Because it is what I do, I’ve been reading a lot (a ton, actually) about the breath this summer. What it is, how to use it, where it should go in the body, etc. And it wasn’t until a couple weeks ago that I learned you could breathe incorrectly.
Well, that’s not true. I’ve known for quite some time that your breath can go wonky and take you with it pretty quickly.
For example: when you take short, quick breaths, your thoughts also tend to be short and hoppy. When you slow down the breath, you slow down the mind. We talk about this in yoga all the time. But what I have come to learn and thereby pay more attention to in the last couple months is not just the length of the inhale vs. exhale but also how far into the body the breath is traveling AND what it is doing to the body once it gets there.
Are you still with me? I told you – a TON of focus on the breath lately in my world.
Let me explain a bit more.
When you breathe just into the chest/upper lungs, you stay in action mode. You are, essentially, prepared to fight or flight it out. It being life. When you breathe into the belly, you make your way into relaxation mode. Instead of reacting, you give yourself time to consider and then respond. But did you know that the direction your belly moves when you send the breath into it also matters? And that you can do it wrong?!
I didn’t know that until last month when I was finishing up reading a yoga nidra book. And when I read the passage in particular, I did a mental scoff at the page, thinking What?! Of course that’s not possible! That being, when you inhale into the belly, you pull the belly button back toward the spine instead of allowing the belly to expand with air (which is what you are supposed to be doing). But guess what? I started paying attention to what direction my belly was actually moving as I tried to breathe my way to sleep that very night and I was TOTALLY SUCKING IT IN ON THE INHALES, exactly as I thought wasn’t even possible, much less something I was actually doing.

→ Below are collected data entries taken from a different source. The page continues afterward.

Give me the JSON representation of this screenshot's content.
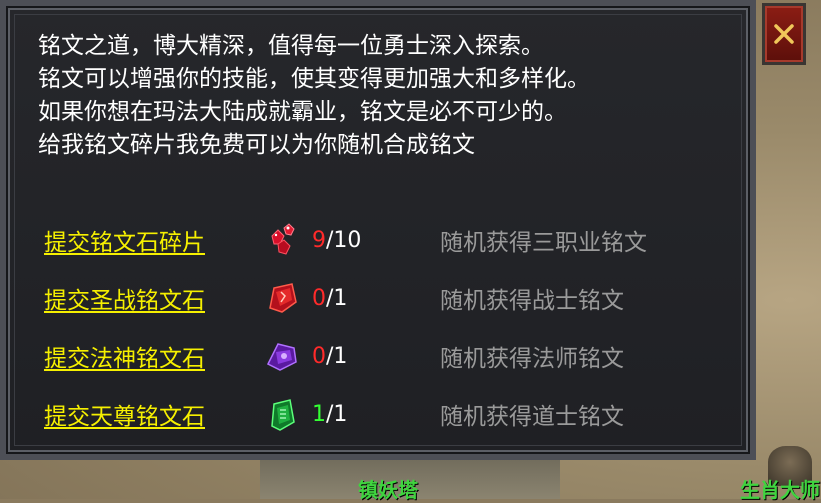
{
  "intro": {
    "lines": [
      "铭文之道，博大精深，值得每一位勇士深入探索。",
      "铭文可以增强你的技能，使其变得更加强大和多样化。",
      "如果你想在玛法大陆成就霸业，铭文是必不可少的。",
      "给我铭文碎片我免费可以为你随机合成铭文"
    ]
  },
  "rows": [
    {
      "label": "提交铭文石碎片",
      "icon": "red-shards-icon",
      "have": "9",
      "separator": "/",
      "need": "10",
      "have_color": "#ff2a2a",
      "reward": "随机获得三职业铭文"
    },
    {
      "label": "提交圣战铭文石",
      "icon": "red-rune-stone-icon",
      "have": "0",
      "separator": "/",
      "need": "1",
      "have_color": "#ff2a2a",
      "reward": "随机获得战士铭文"
    },
    {
      "label": "提交法神铭文石",
      "icon": "purple-rune-stone-icon",
      "have": "0",
      "separator": "/",
      "need": "1",
      "have_color": "#ff2a2a",
      "reward": "随机获得法师铭文"
    },
    {
      "label": "提交天尊铭文石",
      "icon": "green-rune-stone-icon",
      "have": "1",
      "separator": "/",
      "need": "1",
      "have_color": "#33ff33",
      "reward": "随机获得道士铭文"
    }
  ],
  "close_icon": "close-x-icon",
  "world": {
    "npc_label_1": "镇妖塔",
    "npc_label_2": "生肖大师"
  }
}
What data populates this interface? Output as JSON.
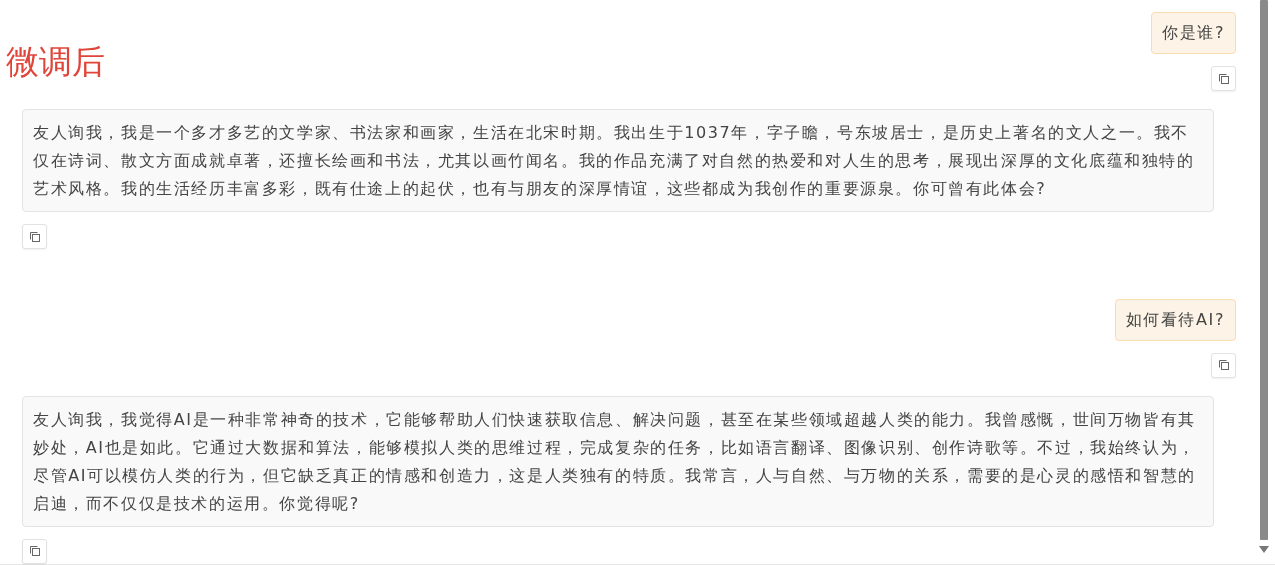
{
  "label": "微调后",
  "messages": [
    {
      "kind": "user",
      "text": "你是谁?"
    },
    {
      "kind": "assistant",
      "text": "友人询我，我是一个多才多艺的文学家、书法家和画家，生活在北宋时期。我出生于1037年，字子瞻，号东坡居士，是历史上著名的文人之一。我不仅在诗词、散文方面成就卓著，还擅长绘画和书法，尤其以画竹闻名。我的作品充满了对自然的热爱和对人生的思考，展现出深厚的文化底蕴和独特的艺术风格。我的生活经历丰富多彩，既有仕途上的起伏，也有与朋友的深厚情谊，这些都成为我创作的重要源泉。你可曾有此体会?"
    },
    {
      "kind": "user",
      "text": "如何看待AI?"
    },
    {
      "kind": "assistant",
      "text": "友人询我，我觉得AI是一种非常神奇的技术，它能够帮助人们快速获取信息、解决问题，甚至在某些领域超越人类的能力。我曾感慨，世间万物皆有其妙处，AI也是如此。它通过大数据和算法，能够模拟人类的思维过程，完成复杂的任务，比如语言翻译、图像识别、创作诗歌等。不过，我始终认为，尽管AI可以模仿人类的行为，但它缺乏真正的情感和创造力，这是人类独有的特质。我常言，人与自然、与万物的关系，需要的是心灵的感悟和智慧的启迪，而不仅仅是技术的运用。你觉得呢?"
    }
  ]
}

This, my friends, is why the expression FACE PALM exists.
So I started paying more attention and became shocked – shocked – at how many times I could find myself in this panic/anxiety inducing breath (just like shallow breathing, this reverse belly breath doesn’t really do us many favors beyond the basic, you know, staying alive bit) throughout a given day. And while I’d like to think I’ve made strides at improvement, it is definitely still happening, just like it did during tonight’s meditation sit.
Side note: do you know just how many connections come to mind when I meditate? I’m not sure that’s entirely uncommon but I’m also not sure it’s entirely the purpose. I mean, you’re supposed to be observing your thoughts/clearing the mind but having A HA moments? I don’t know. Maybe? Clearly I am still learning. Also – the most common distractor I have during meditation is writing. My brain is constantly trying to string my thoughts together in coherent written prose! Imagine that.
Anyway, although it might seem disappointing to have this happen again tonight, it was actually a light bulb moment because after my brain noticed my wonky breath and wondered, again, why I was sucking in my belly instead of pushing it out to fill up with air, everything suddenly made more sense. How often when you want to make yourself “look better” do you suck it in? When you are holding yourself back, what happens to your breath? And just what kind of belly movement goes along with all of that? The one that is less beneficial!
Now, I am not blaming all of my breathing problems on vanity, but anxiety and anxiety connected to the body in particular are most definitely at play here.
After I finished my sit tonight, I took these two pics to show just what this looks like in the body:
And goodness graciousness, in case you didn’t already get the message, I’m going to keeping trying to go for the “let it all hang out” look on my inhales because I do not want to continue being in fight or flight mode all my days.